For Legend, issues around policing hit home in their particulars. His mother struggled with addiction, and she was incarcerated when Legend was a child in Ohio.

“When you hear people talking about defunding the police and decarceration, so many of them are saying, ‘There’s got to be a better way to deal with these issues,’” Legend said. “If you treat people with mental health and drug addiction issues like you truly care about their well-being and value their lives, you would know that jail is not the solution. What my mom needed back then wasn’t to get locked up.

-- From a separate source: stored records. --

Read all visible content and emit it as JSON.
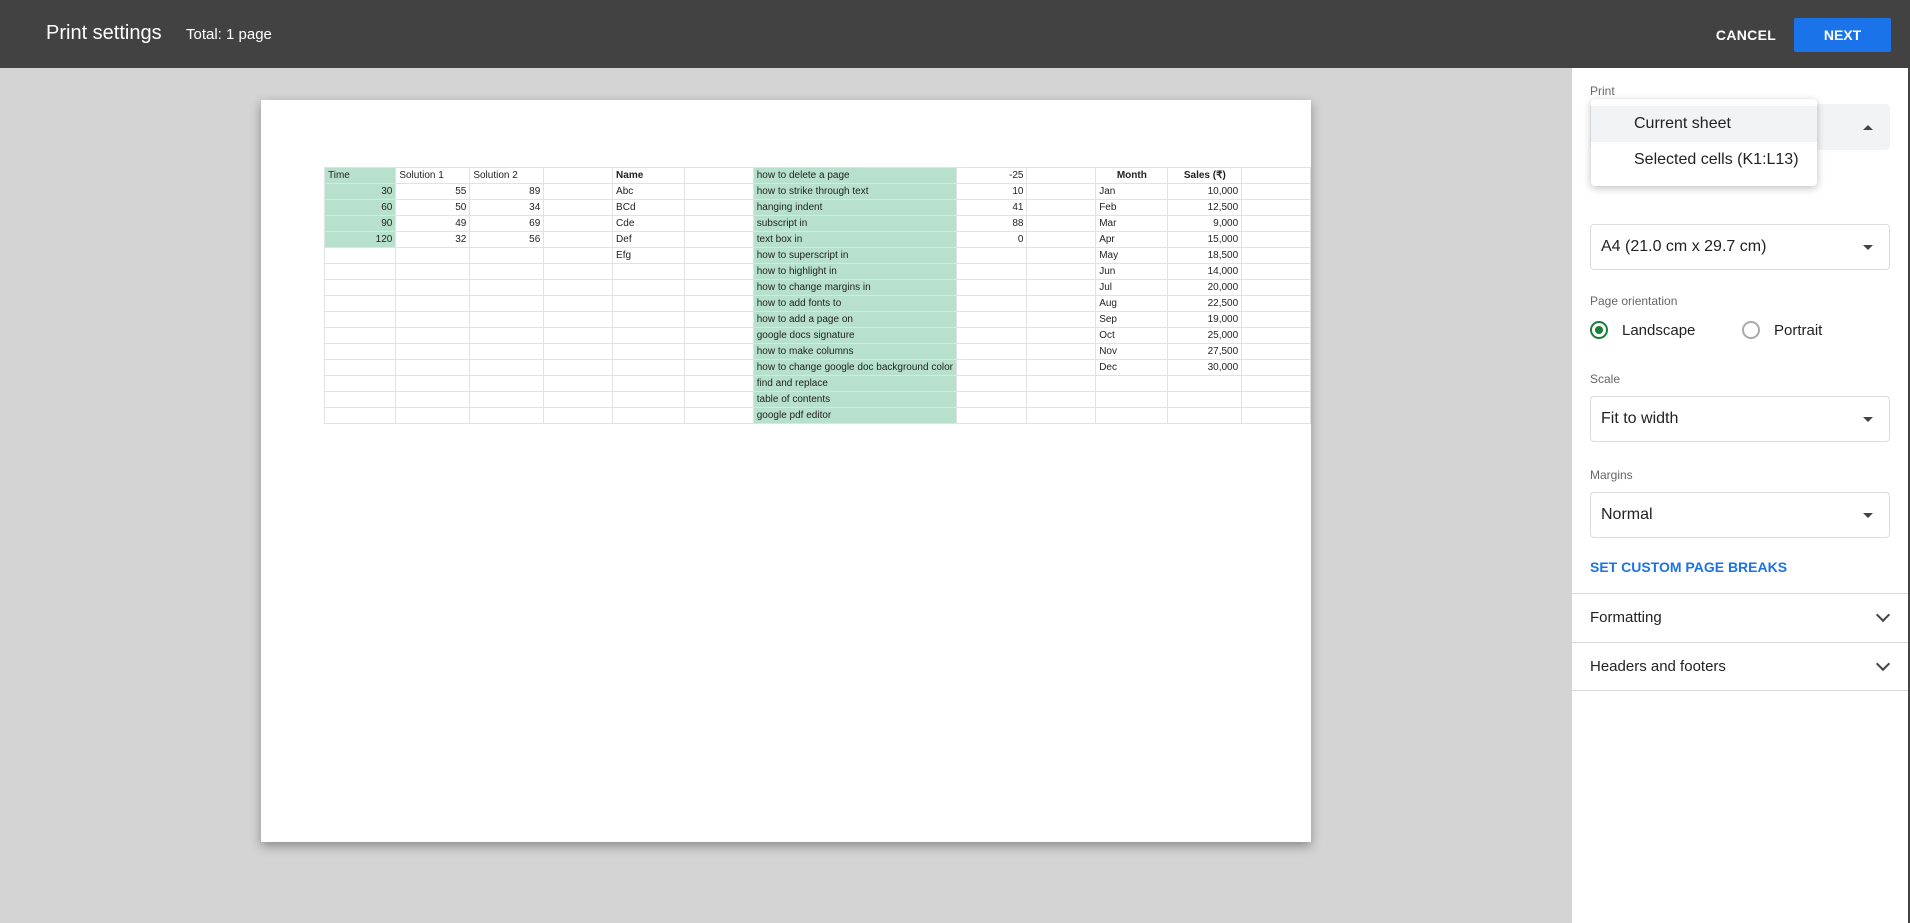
{
  "header": {
    "title": "Print settings",
    "total": "Total: 1 page",
    "cancel": "CANCEL",
    "next": "NEXT"
  },
  "sheet": {
    "rows": [
      [
        "Time",
        "Solution 1",
        "Solution 2",
        "",
        "Name",
        "",
        "how to delete a page",
        "-25",
        "",
        "Month",
        "Sales (₹)",
        ""
      ],
      [
        "30",
        "55",
        "89",
        "",
        "Abc",
        "",
        "how to strike through text",
        "10",
        "",
        "Jan",
        "10,000",
        ""
      ],
      [
        "60",
        "50",
        "34",
        "",
        "BCd",
        "",
        "hanging indent",
        "41",
        "",
        "Feb",
        "12,500",
        ""
      ],
      [
        "90",
        "49",
        "69",
        "",
        "Cde",
        "",
        "subscript in",
        "88",
        "",
        "Mar",
        "9,000",
        ""
      ],
      [
        "120",
        "32",
        "56",
        "",
        "Def",
        "",
        "text box in",
        "0",
        "",
        "Apr",
        "15,000",
        ""
      ],
      [
        "",
        "",
        "",
        "",
        "Efg",
        "",
        "how to superscript in",
        "",
        "",
        "May",
        "18,500",
        ""
      ],
      [
        "",
        "",
        "",
        "",
        "",
        "",
        "how to highlight in",
        "",
        "",
        "Jun",
        "14,000",
        ""
      ],
      [
        "",
        "",
        "",
        "",
        "",
        "",
        "how to change margins in",
        "",
        "",
        "Jul",
        "20,000",
        ""
      ],
      [
        "",
        "",
        "",
        "",
        "",
        "",
        "how to add fonts to",
        "",
        "",
        "Aug",
        "22,500",
        ""
      ],
      [
        "",
        "",
        "",
        "",
        "",
        "",
        "how to add a page on",
        "",
        "",
        "Sep",
        "19,000",
        ""
      ],
      [
        "",
        "",
        "",
        "",
        "",
        "",
        "google docs signature",
        "",
        "",
        "Oct",
        "25,000",
        ""
      ],
      [
        "",
        "",
        "",
        "",
        "",
        "",
        "how to make columns",
        "",
        "",
        "Nov",
        "27,500",
        ""
      ],
      [
        "",
        "",
        "",
        "",
        "",
        "",
        "how to change google doc background color",
        "",
        "",
        "Dec",
        "30,000",
        ""
      ],
      [
        "",
        "",
        "",
        "",
        "",
        "",
        "find and replace",
        "",
        "",
        "",
        "",
        ""
      ],
      [
        "",
        "",
        "",
        "",
        "",
        "",
        "table of contents",
        "",
        "",
        "",
        "",
        ""
      ],
      [
        "",
        "",
        "",
        "",
        "",
        "",
        "google pdf editor",
        "",
        "",
        "",
        "",
        ""
      ]
    ],
    "highlight_color": "#b7e1cd"
  },
  "sidebar": {
    "print_label": "Print",
    "print_options": [
      "Current sheet",
      "Selected cells (K1:L13)"
    ],
    "paper_size": "A4 (21.0 cm x 29.7 cm)",
    "orientation_label": "Page orientation",
    "orientation_options": [
      "Landscape",
      "Portrait"
    ],
    "orientation_selected": "Landscape",
    "scale_label": "Scale",
    "scale": "Fit to width",
    "margins_label": "Margins",
    "margins": "Normal",
    "custom_breaks": "SET CUSTOM PAGE BREAKS",
    "sections": [
      "Formatting",
      "Headers and footers"
    ],
    "accent": "#1a73e8"
  }
}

She needed help.

“If we spend the money on the front end, so that folks have a chance to succeed, then we don’t have to spend it on the back end, paying a bunch of cops and building a bunch of prisons and all these other things that are really expensive and destructive for our society.”

He’s heartened by the sense that finally, the changes Black people have been advocating for generations around policing seem to have hit a critical mass. Legend, a longtime Angeleno, endorsed reformer George Gascón in the heated race for district attorney in L.A. over the much-criticized incumbent Jackie Lacey, whose husband pulled a gun on Black Lives Matter protesters right before the primary election in March.

“We’ve come to the realization that these accounts from the police are almost never to be believed, particularly when they don’t admit any wrongdoing, because almost every single time it doesn’t match up with what’s on the camera,” Legend said. “Camera phones and social media have been a significant difference in this whole movement. These conversations and these uprisings have been happening for literally decades, and nobody believed us when we said this isn’t fair, we’re being abused, we’re being killed with no accountability. People didn’t believe us, and now they finally do because the proof is there.”

Legend specifically lauded Patrisse Cullors, the L.A. artist and organizer for Black Lives Matter, as someone who has been on these issues before they swept the nation’s media and will be there long after the smoke clears and the job remains. “These protests are very important, and they get a lot of media attention and have been really moving for the country,” he said. “But they start to kind of die down, and that’s when a lot of the work has to happen still.”

But no one can protest 24/7. Part of advocating for Black lives is fighting for the freedom to be fully human. “Bigger Love” is an album about love and home, and the comforts and lust and confusion they can bring. The protests on the streets around the world aspire to nothing less themselves.

“I think I’ve always been naturally optimistic,” Legend said. “I always try to find hope in every situation. Hope, I think, is not just kind of naivety and rose-colored glasses. I think hope is a strategy too.”